With the virus’s resurgence threatening the US economic recovery, the Fed is now expected to adjust its policy stance at its December FOMC meeting. The central bank will extend the maturity of its $US80-billion-per-month Treasury purchases, Michael Feroli, chief US economist at JPMorgan, said in a note.
Such a shift places more downward pressure on long-term interest rates and, in turn, encourages more spending on interest-sensitive products like cars and homes, he added.
“The recent surge in virus case counts presents a considerable downside risk to the near-term economic outlook,” he said. “The recent backup in longer-term interest rates actually increases the scope for this strategy to be successful.”
Central bank officials have signalled that they’re open to changing the pace, make-up, and size of their asset purchases. Fed chair Jerome Powell said after November’s FOMC meeting that the committee deemed its asset-purchase program adequate for the current backdrop.
Yet Powell indicated on Thursday that the virus’s worsening spread may force Congress and the Fed to act further in stimulating the economy. The next few months “could be challenging,” he added in a virtual conference with the European Central Bank.

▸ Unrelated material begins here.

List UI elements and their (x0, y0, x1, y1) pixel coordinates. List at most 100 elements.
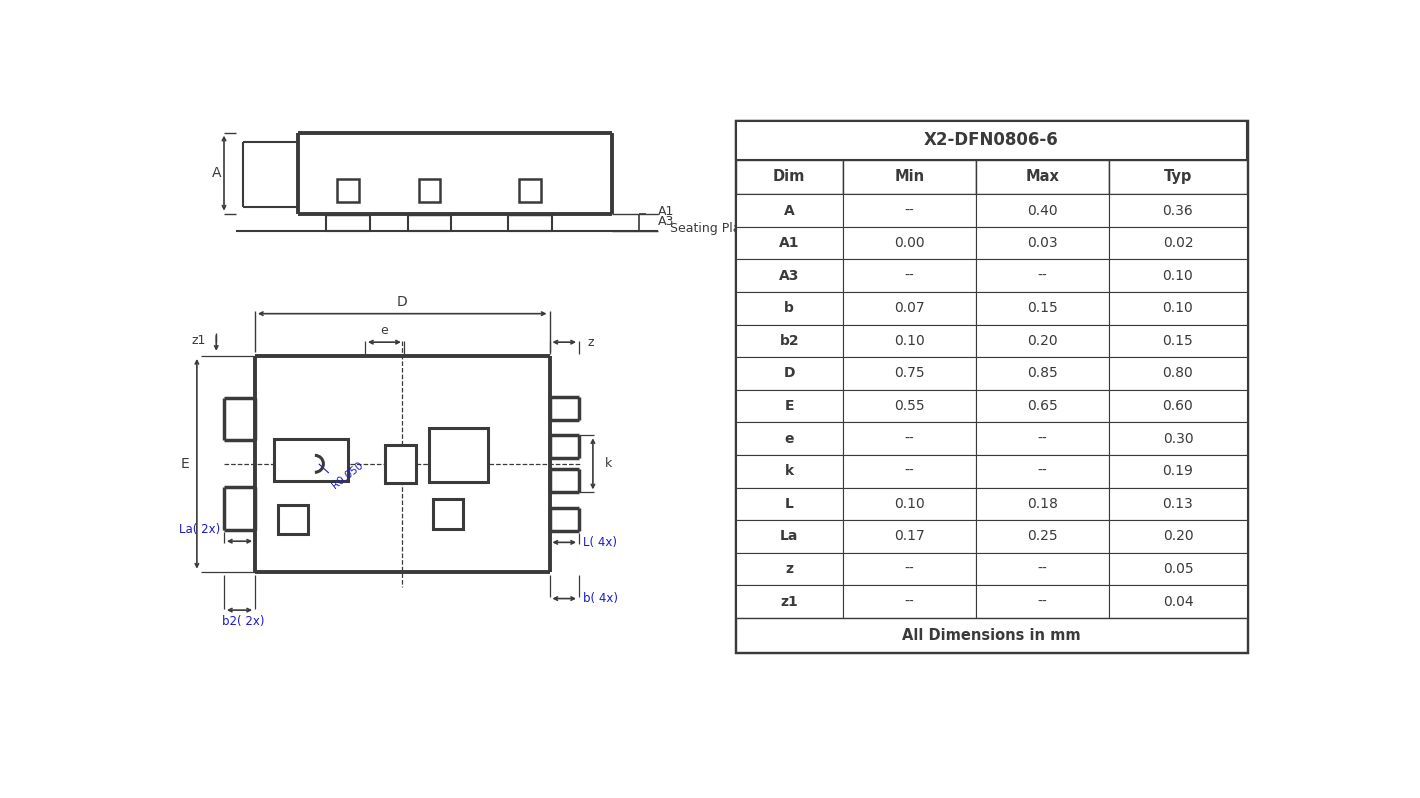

The Fed could potentially double the weighted average maturity of its current Treasury bond purchases if such action is deemed necessary, according to JPMorgan’s interest-rate strategists.
Adjusting its asset purchase plan is among the more flexible tools the central bank can use as the virus situation worsens. Various credit facilities are set to expire on December 31, and renewal requires approval from Powell and Treasury Secretary Steven Mnuchin. With interest rates already sitting at their floor and new credit-facility policy subject to backlash from the Trump administration, asset purchases remain the least constrained tool in the Fed’s toolbox, Feroli said.
The FOMC’s next meeting is scheduled for December 15 and 16.